To Self-Destruct, or Not to Self-Destruct—That is the Question in TOPPER

Topper (2025)
Directed & Written by Kevin McNamara
Starring Mark O’Brien, Mo Brings Plenty, Bryan Callen, Paul Johansson, Catherine Dyer, Erik Griffin, and Amanda Clayton.

Drama

★★★1/2 (out of ★★★★★)

DISCLAIMER:
The following essay
contains SPOILERS!

Being a recovering alcoholic and addict of 16 years now, I often read or watch fiction focused on alcoholism/addiction that doesn’t portray it realistically, whereas a film like Kevin McNamara’s Topper captures the despair many of us who’ve lived destructive lives know all too well. Topper follows a comedian of the same name, now just a shadow of his former self on the stage, as the darkness of his childhood creeps further back into his present-day life and threatens to destroy what little is left of him.
Like many of us alcoholics in the throes of our addictive destruction, Topper isn’t a particularly loveable person, though a large part of his abrasiveness is because his soul is buried underneath the rubble of all his trauma, and his once-loved stage persona, no matter how based it was on his troubled life, cannot breathe beneath that psychological weight. McNamara’s film tackles the depths of alcoholism by focusing not only on Topper’s trauma and its effects, it also focuses on how part of dragging yourself out of addiction of any kind is accepting personal responsibility—accepting that while you can’t erase the ghosts of your past, you can choose not to let them turn you into a ghost of yourself, or a monster.Every addict/alcoholic needs tough love at some point, no matter how hard it can feel when it lands, and Topper desperately needs it when we first meet him at the start of the film.

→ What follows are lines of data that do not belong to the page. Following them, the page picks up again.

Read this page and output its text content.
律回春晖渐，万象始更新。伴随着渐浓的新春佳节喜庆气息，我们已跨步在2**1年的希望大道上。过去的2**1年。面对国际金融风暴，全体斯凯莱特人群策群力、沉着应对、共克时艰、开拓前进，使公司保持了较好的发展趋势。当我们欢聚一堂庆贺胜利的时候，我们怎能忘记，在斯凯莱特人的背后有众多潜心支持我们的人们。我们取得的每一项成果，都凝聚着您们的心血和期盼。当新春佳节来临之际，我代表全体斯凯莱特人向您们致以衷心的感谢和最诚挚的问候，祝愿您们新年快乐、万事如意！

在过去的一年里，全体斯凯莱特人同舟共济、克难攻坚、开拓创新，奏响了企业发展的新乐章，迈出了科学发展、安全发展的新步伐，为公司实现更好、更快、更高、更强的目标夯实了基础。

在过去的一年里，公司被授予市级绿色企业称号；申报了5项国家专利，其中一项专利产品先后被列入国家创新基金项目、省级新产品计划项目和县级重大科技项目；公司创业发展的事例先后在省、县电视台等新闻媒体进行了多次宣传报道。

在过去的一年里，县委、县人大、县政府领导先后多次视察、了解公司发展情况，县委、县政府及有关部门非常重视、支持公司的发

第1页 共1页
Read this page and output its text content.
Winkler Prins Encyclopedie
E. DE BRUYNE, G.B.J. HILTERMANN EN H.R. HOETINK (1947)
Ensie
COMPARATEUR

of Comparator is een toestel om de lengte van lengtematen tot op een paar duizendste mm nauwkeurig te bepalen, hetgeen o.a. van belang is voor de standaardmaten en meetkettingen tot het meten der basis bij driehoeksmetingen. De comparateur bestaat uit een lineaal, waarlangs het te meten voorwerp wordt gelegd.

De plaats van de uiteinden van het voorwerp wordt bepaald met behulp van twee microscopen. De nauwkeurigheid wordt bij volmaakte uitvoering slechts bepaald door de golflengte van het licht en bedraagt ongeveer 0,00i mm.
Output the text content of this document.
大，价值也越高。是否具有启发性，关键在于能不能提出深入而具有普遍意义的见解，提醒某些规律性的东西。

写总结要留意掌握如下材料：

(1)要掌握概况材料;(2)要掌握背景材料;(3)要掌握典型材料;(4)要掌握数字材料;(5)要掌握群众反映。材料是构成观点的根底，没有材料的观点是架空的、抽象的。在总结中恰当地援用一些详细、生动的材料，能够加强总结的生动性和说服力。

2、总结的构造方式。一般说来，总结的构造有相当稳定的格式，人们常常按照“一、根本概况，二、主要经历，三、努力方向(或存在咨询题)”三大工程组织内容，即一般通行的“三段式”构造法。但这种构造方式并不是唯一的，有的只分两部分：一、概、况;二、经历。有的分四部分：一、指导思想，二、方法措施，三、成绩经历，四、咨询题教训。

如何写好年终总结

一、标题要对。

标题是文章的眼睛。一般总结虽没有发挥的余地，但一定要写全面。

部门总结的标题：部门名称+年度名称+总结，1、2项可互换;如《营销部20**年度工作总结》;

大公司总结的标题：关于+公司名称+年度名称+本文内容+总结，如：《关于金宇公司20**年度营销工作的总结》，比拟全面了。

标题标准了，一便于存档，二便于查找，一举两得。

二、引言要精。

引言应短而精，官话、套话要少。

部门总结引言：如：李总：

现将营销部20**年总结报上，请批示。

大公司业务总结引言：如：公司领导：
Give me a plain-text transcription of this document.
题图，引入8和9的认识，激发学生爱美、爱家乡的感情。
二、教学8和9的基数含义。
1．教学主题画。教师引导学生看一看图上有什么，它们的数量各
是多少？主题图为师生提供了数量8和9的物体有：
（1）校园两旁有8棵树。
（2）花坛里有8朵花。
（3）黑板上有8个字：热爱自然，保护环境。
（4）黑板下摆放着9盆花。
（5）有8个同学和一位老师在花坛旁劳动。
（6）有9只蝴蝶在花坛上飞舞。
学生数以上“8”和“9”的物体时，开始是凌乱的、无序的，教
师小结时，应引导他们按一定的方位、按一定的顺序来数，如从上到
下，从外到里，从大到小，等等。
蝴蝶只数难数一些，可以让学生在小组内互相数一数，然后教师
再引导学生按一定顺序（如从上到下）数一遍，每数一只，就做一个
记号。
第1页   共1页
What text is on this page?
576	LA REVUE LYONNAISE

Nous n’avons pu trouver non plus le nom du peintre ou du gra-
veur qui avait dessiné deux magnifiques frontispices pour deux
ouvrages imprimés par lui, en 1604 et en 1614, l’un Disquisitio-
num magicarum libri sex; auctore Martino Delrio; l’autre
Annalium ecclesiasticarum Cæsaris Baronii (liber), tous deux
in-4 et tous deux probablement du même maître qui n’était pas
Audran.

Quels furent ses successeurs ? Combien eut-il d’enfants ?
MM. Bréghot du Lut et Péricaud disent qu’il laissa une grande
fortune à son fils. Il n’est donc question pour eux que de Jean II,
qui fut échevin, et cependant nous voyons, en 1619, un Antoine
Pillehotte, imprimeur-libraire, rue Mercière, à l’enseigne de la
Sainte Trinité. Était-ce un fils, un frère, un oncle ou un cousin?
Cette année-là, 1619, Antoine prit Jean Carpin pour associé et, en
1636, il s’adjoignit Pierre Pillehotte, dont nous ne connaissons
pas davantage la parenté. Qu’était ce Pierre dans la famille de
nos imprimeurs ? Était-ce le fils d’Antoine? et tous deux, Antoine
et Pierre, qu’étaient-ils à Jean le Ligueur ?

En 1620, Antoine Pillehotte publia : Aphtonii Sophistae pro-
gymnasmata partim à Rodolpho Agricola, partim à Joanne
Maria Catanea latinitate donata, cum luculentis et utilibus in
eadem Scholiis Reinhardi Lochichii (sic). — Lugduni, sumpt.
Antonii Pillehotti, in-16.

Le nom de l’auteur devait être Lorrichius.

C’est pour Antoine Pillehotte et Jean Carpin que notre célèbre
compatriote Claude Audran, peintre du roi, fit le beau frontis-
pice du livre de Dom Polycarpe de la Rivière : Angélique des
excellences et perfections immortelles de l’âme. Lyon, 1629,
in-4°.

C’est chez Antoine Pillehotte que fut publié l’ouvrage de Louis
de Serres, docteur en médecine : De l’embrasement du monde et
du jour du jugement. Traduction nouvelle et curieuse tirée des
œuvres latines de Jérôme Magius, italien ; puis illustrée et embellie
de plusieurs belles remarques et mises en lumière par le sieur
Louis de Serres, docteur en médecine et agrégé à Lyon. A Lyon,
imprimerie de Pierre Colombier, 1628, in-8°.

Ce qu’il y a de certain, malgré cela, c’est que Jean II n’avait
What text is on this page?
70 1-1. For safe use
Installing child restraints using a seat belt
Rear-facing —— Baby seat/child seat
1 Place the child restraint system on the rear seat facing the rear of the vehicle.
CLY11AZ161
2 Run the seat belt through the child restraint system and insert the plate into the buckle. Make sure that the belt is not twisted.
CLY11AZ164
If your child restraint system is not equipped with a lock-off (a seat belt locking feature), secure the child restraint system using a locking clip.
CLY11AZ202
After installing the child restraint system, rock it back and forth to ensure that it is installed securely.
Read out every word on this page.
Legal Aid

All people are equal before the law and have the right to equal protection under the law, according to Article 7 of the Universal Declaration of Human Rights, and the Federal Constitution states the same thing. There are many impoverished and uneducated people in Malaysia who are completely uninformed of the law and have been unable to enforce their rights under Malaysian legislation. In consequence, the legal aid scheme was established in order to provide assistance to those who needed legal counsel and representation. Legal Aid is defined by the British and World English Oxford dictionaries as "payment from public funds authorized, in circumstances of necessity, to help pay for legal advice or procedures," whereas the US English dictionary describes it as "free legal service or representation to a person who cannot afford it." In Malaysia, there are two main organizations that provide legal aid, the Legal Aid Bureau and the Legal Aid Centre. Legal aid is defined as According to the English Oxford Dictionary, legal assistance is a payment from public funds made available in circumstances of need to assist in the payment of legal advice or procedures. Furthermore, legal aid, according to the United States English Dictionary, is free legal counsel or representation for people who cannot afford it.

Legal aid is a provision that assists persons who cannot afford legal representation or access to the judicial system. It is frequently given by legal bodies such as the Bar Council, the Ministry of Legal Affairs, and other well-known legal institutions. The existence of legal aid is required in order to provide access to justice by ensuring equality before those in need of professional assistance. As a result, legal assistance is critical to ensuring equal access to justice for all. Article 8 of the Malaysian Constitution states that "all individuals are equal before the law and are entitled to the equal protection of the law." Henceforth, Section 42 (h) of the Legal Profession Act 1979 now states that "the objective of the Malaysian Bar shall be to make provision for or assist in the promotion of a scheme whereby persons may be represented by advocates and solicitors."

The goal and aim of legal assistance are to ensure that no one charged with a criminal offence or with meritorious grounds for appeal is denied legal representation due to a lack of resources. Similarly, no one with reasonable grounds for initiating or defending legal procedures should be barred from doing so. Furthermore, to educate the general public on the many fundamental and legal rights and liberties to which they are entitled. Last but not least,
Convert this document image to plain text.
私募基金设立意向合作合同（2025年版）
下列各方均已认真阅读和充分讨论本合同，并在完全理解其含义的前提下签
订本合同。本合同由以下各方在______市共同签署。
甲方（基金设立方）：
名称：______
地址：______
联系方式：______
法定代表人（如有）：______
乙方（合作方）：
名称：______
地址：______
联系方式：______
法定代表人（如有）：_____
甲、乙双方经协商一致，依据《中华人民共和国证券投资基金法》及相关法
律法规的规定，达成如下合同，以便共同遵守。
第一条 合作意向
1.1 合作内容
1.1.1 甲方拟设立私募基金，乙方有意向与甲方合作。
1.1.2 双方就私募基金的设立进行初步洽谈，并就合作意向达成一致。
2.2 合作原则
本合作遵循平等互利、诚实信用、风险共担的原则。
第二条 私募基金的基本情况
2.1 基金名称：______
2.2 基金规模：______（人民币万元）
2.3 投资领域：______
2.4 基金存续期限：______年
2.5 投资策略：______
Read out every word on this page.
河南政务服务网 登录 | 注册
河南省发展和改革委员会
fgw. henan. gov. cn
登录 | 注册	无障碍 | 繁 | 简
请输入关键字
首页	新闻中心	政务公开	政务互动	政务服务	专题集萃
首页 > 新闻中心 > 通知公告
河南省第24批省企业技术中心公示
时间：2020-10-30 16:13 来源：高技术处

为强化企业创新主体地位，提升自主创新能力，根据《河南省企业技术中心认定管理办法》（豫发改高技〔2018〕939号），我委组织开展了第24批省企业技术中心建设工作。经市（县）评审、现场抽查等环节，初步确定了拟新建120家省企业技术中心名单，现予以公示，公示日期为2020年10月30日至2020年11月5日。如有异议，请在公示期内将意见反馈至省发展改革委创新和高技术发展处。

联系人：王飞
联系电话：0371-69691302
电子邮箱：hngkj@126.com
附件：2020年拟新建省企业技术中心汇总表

He’s one step from being on the streets, drinking liquor from a bottle in a paper bag and arguing with the guy who sells him booze regularly. He’s hard to like, both on and off the stage. Topper receives tough love from club manager Benny, which is ultimately what probably saves his life. When the film starts, he’s caught in a cycle of believing that leaning into his trauma, while not actually working on healing, is his comedic strength, a darkness from which artistry grows. Those around Topper at the comedy club only see him as going through the motions of what amounts to “sad performance art,” as Benny eloquently puts it. Yet the tough love Benny gives Topper is only the tip of a massive iceberg that is Topper’s reluctance to confront his own behaviour. Topper later lashes out at one of his comic friends back home for the way he perceives his friend’s parenting, to which his friend responds: “At least I got a life, asshole. Youre too busy blaming your father for you to have one.” Even after this moment, it still takes Topper a while to interrogate his issues seriously rather than trying to blame every last thing on everyone else. Although it’s hard to confront the things that haunt you the worst.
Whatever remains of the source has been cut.